7 réflexions au sujet de « Second Life, c’était bien »

  1. a.pierrot

    Il y a beaucoup de «  gamers  » qui restent attachés à d’anciennes versions de jeux (Sim City, Civilization, Heroes, …) tout en pratiquant les versions les plus récentes.
    Vernor Vinge thématise le problème au niveau des interfaces (Windows ME pour rescapé d’Alzheimer en 2025…) et du vieillissement dans son roman Rainbows end (résumé critique ici et .
    (En plus, il y a beaucoup de choses sur les avatars, l’habillage de la réalité qui peuvent venir en écho aux remarques de Monnier sur SL.)

  2. Hadrien GARDEUR

    La nostalgie des «  gamers  » est un phénomène très courant. En ce moment il y a auprès de pas mal de trentenaires un phénomène qu’on nomme «  retro-gaming  » poussant ses joueurs à retourner à leur Atari ou leur NES. Alors qu’avant on se débarassait de ses vieux Pac-Man et de ses jeux SNES pour une bouchée de pain sur Ebay, il y a maintenant de véritables chasseurs de jeux retro.

    Ceci dit, ce phénomène de retro-gaming colle assez peu avec l’article ci-dessus. Mis à part le côté nostalgique qui joue beaucoup on est pas dans le même contexte exactement que Second Life. Pour ces jeux massivement multi-joueur quand on parle d’améliorations et de nouvelles versions, c’est essentiellement sur les graphismes ou la vitesse à laquelle tout ce petit monde tourne. Le retro-gaming est plutôt centré sur une autre idée des jeux vidéo, où l’essentiel du gameplay était minimaliste mais accrocheur et pouvant demander des années d’entrainement avant d’être au top. De nos jours, les jeux sont plus centrés autour d’une expérience quasi-cinématique ou des éléments de gameplay ne demandant pas le même savoir faire de la part du joueur.

    Le retro-gaming est très loin d’avoir mauvaise image ce qui est amusant car les jeux en général véhiculent une image très «  geek  ». Le retro-gamer moyen, c’est assez souvent le directeur artistique d’une boîte de pub à la mode sur Paris (je donne à peine dans le cliché, j’en ai croisé plus d’un comme cela) qui passe son temps à collectionner des Qee et à siroter des cocktails aux soirées Ed Bangers.

  3. Virginie Clayssen Auteur de l’article

    Effectivement. C’est une des particularités du web : la possibilité pour les personnes issues d’une génération d’accéder à ce qui occupe et préoccupe la génération suivante. (L’inverse n’est pas vrai : la génération suivante se soucie assez peu de savoir ce qui préoccupe la précédente…).

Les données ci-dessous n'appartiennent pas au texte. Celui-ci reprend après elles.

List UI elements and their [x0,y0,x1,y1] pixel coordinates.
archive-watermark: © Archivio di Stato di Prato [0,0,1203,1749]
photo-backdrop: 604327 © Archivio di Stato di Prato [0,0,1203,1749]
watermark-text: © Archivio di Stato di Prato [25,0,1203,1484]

    À ce propos, un article intéressant de Jean-Michel Salaün.

  4. Mascottus Phlox

    Qui n’a jamais écouté un bon fichier wav avec le son d’un modem 33.6 ou d’un 56 flex ? Le son d’un minitel au moment où il accroche la porteuse est aussi pleine de souvenirs… Donc, oui, il peut y avoir de la nostalgie… Idem pour les vieux sites web (version IE 3, avant le javascript…). Donc ce sera la même chose pour Second Life. D’ailleurs, pour le 4ème anniversaire, des SIM avaient été reconstruites comme elles étaient quelques années avant… Et la référence au web me semble plus pertinente que celle aux jeux ;-)

  5. Virginie Clayssen Auteur de l’article

    Sur Second Life :
    SIM : Simulateur ou encore Région. Ensemble des parcelles appartenant à une même carte. Une région a une limite totale de 15000 primitives, représente une surface totale de 65536m² et peut accueillir jusqu’à 100 avatars simultanément (limite fixée par le propriétaire dans le cas d’une région privée). Chaque serveur peut faire tourner 4 régions.